Study shows: Artificial Intelligence exhibits similar confidence biases to humans

2023-11-30

Obvious confirmation bias is a characteristic of human decision-making and a clear irrational feature that has been replicated and analyzed using artificial intelligence (AI) models. A team led by RIKEN published these unsettling results in Nature Communications, revealing that our inflated confidence may stem from subtle observational cues.


When we catch a glimpse of a familiar object, we are often able to immediately and confidently draw conclusions that match that familiar object, even when the balance of evidence does not support such a high level of confidence. This disconnect between decision-making and confidence has long puzzled researchers, as it suggests that while we are capable of making highly rational decisions, our confidence in those decisions may be quite irrational.


"There has always been a tension between theory and empirical data, with theory straightforwardly assuming that humans are rational, while empirical data clearly shows that this is not always the case," said Hakwan Lau of the RIKEN Center for Brain Science.

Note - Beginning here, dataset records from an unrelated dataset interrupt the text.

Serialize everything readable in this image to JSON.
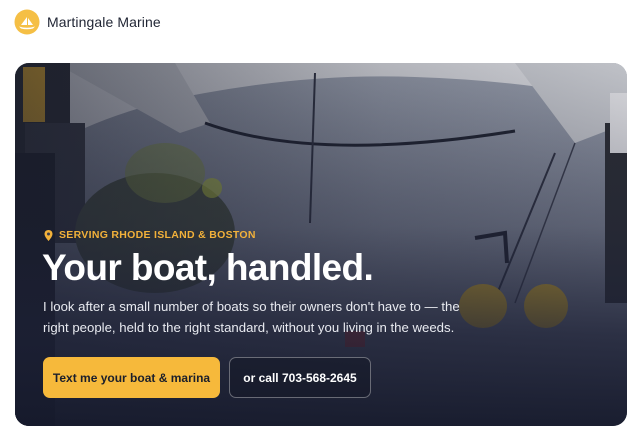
{
  "brand": {
    "name": "Martingale Marine"
  },
  "hero": {
    "eyebrow": "SERVING RHODE ISLAND & BOSTON",
    "headline": "Your boat, handled.",
    "subtext": "I look after a small number of boats so their owners don't have to — the right people, held to the right standard, without you living in the weeds.",
    "primary_cta": "Text me your boat & marina",
    "secondary_cta": "or call 703-568-2645"
  },
  "colors": {
    "accent": "#f6b93b",
    "eyebrow": "#f2b13a",
    "hero_overlay": "#1c2035"
  },
  "icons": {
    "logo": "martingale-logo-icon",
    "eyebrow": "location-pin-icon"
  }
}
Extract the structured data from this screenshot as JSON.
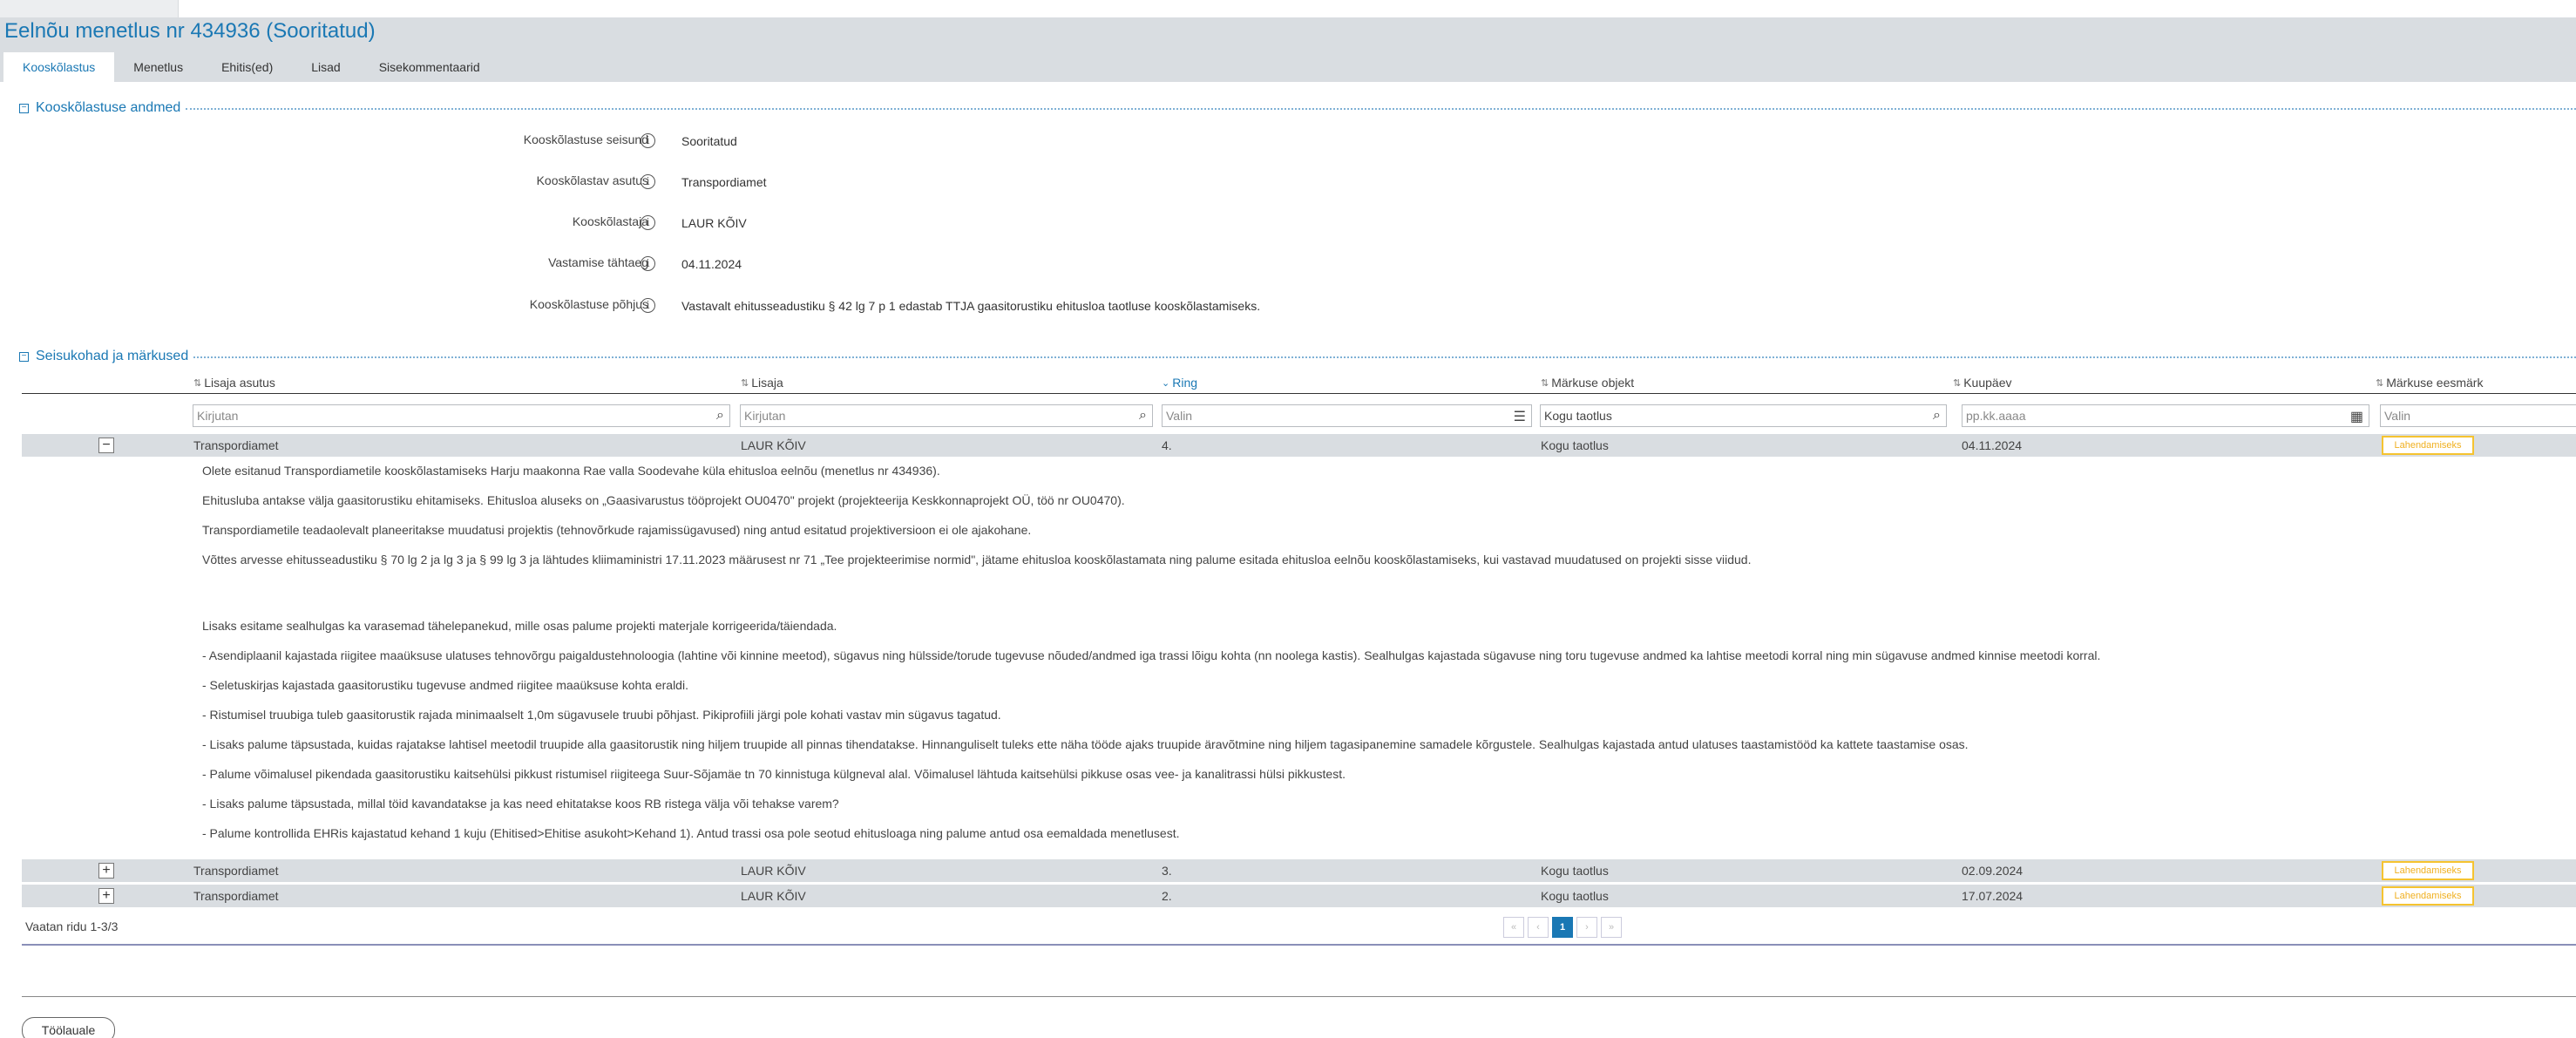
{
  "page_title": "Eelnõu menetlus nr 434936 (Sooritatud)",
  "tabs": [
    {
      "label": "Kooskõlastus"
    },
    {
      "label": "Menetlus"
    },
    {
      "label": "Ehitis(ed)"
    },
    {
      "label": "Lisad"
    },
    {
      "label": "Sisekommentaarid"
    }
  ],
  "section1": {
    "title": "Kooskõlastuse andmed",
    "toggle": "−",
    "fields": [
      {
        "label": "Kooskõlastuse seisund",
        "value": "Sooritatud"
      },
      {
        "label": "Kooskõlastav asutus",
        "value": "Transpordiamet"
      },
      {
        "label": "Kooskõlastaja",
        "value": "LAUR KÕIV"
      },
      {
        "label": "Vastamise tähtaeg",
        "value": "04.11.2024"
      },
      {
        "label": "Kooskõlastuse põhjus",
        "value": "Vastavalt ehitusseadustiku § 42 lg 7 p 1 edastab TTJA gaasitorustiku ehitusloa taotluse kooskõlastamiseks."
      }
    ]
  },
  "section2": {
    "title": "Seisukohad ja märkused",
    "toggle": "−"
  },
  "grid": {
    "columns": [
      "Lisaja asutus",
      "Lisaja",
      "Ring",
      "Märkuse objekt",
      "Kuupäev",
      "Märkuse eesmärk"
    ],
    "filters": [
      {
        "placeholder": "Kirjutan",
        "icon": "search-icon"
      },
      {
        "placeholder": "Kirjutan",
        "icon": "search-icon"
      },
      {
        "placeholder": "Valin",
        "icon": "list-icon"
      },
      {
        "value": "Kogu taotlus",
        "icon": "search-icon"
      },
      {
        "placeholder": "pp.kk.aaaa",
        "icon": "calendar-icon"
      },
      {
        "placeholder": "Valin"
      }
    ],
    "rows": [
      {
        "toggle": "−",
        "asutus": "Transpordiamet",
        "lisaja": "LAUR KÕIV",
        "ring": "4.",
        "objekt": "Kogu taotlus",
        "kuupaev": "04.11.2024",
        "eesmark": "Lahendamiseks"
      },
      {
        "toggle": "+",
        "asutus": "Transpordiamet",
        "lisaja": "LAUR KÕIV",
        "ring": "3.",
        "objekt": "Kogu taotlus",
        "kuupaev": "02.09.2024",
        "eesmark": "Lahendamiseks"
      },
      {
        "toggle": "+",
        "asutus": "Transpordiamet",
        "lisaja": "LAUR KÕIV",
        "ring": "2.",
        "objekt": "Kogu taotlus",
        "kuupaev": "17.07.2024",
        "eesmark": "Lahendamiseks"
      }
    ],
    "detail": [
      "Olete esitanud Transpordiametile kooskõlastamiseks Harju maakonna Rae valla Soodevahe küla ehitusloa eelnõu (menetlus nr 434936).",
      "Ehitusluba antakse välja gaasitorustiku ehitamiseks. Ehitusloa aluseks on „Gaasivarustus tööprojekt OU0470\" projekt (projekteerija Keskkonnaprojekt OÜ, töö nr OU0470).",
      "Transpordiametile teadaolevalt planeeritakse muudatusi projektis (tehnovõrkude rajamissügavused) ning antud esitatud projektiversioon ei ole ajakohane.",
      "Võttes arvesse ehitusseadustiku § 70 lg 2 ja lg 3 ja § 99 lg 3 ja lähtudes kliimaministri 17.11.2023 määrusest nr 71 „Tee projekteerimise normid\", jätame ehitusloa kooskõlastamata ning palume esitada ehitusloa eelnõu kooskõlastamiseks, kui vastavad muudatused on projekti sisse viidud.",
      "Lisaks esitame sealhulgas ka varasemad tähelepanekud, mille osas palume projekti materjale korrigeerida/täiendada.",
      "-  Asendiplaanil kajastada riigitee maaüksuse ulatuses tehnovõrgu paigaldustehnoloogia (lahtine või kinnine meetod), sügavus ning hülsside/torude tugevuse nõuded/andmed iga trassi lõigu kohta (nn noolega kastis). Sealhulgas kajastada sügavuse ning toru tugevuse andmed ka lahtise meetodi korral ning min sügavuse andmed kinnise meetodi korral.",
      "- Seletuskirjas kajastada gaasitorustiku tugevuse andmed riigitee maaüksuse kohta eraldi.",
      "-  Ristumisel truubiga tuleb gaasitorustik rajada minimaalselt 1,0m sügavusele truubi põhjast. Pikiprofiili järgi pole kohati vastav min sügavus tagatud.",
      "-  Lisaks palume täpsustada, kuidas rajatakse lahtisel meetodil truupide alla gaasitorustik ning hiljem truupide all pinnas tihendatakse. Hinnanguliselt tuleks ette näha tööde ajaks truupide äravõtmine ning hiljem tagasipanemine samadele kõrgustele. Sealhulgas kajastada antud ulatuses taastamistööd ka kattete taastamise osas.",
      "-  Palume võimalusel pikendada gaasitorustiku kaitsehülsi pikkust ristumisel riigiteega Suur-Sõjamäe tn 70 kinnistuga külgneval alal. Võimalusel lähtuda kaitsehülsi pikkuse osas vee- ja kanalitrassi hülsi pikkustest.",
      "-  Lisaks palume täpsustada, millal töid kavandatakse ja kas need ehitatakse koos RB ristega välja või tehakse varem?",
      "-  Palume kontrollida EHRis kajastatud kehand 1 kuju (Ehitised>Ehitise asukoht>Kehand 1). Antud trassi osa pole seotud ehitusloaga ning palume antud osa eemaldada menetlusest."
    ],
    "footer": "Vaatan ridu 1-3/3",
    "pager": {
      "first": "«",
      "prev": "‹",
      "current": "1",
      "next": "›",
      "last": "»"
    }
  },
  "back_button": "Töölauale"
}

This often occurs in situations where the image is unclear. Mathematically, the level of noise in an image can be calculated using a metric called the signal-to-noise ratio, which is derived by comparing the deviation from a clear image.


But things start to get strange here. "If I make the image more prominent and noisier, but keep the overall signal-to-noise ratio the same, we somehow become more confident, believing that we know what we are looking at, even though we are not seeing it more clearly," said Lau. "It turns out that the seemingly random noise structure is actually important."


Now, Lau and his colleagues have used an AI model that specifically reports confidence to study the impact of different types of noise on decision confidence.


"People always want to know what an AI model is doing," said Lau. "But the beauty of artificial intelligence models is that once they learn, we can 'dissect' the model and understand it better."


Surprisingly, the AI model exhibited the same overconfidence bias as humans. As Lau pointed out, this seems to be exactly what it should do.


"In a sense, the model is rational because it learns from the noise structure of natural images, which is different from the standard noise types assumed in signal processing models," said Lau. "It is the learning of the statistical properties of these natural images that leads to these models having these obvious biases."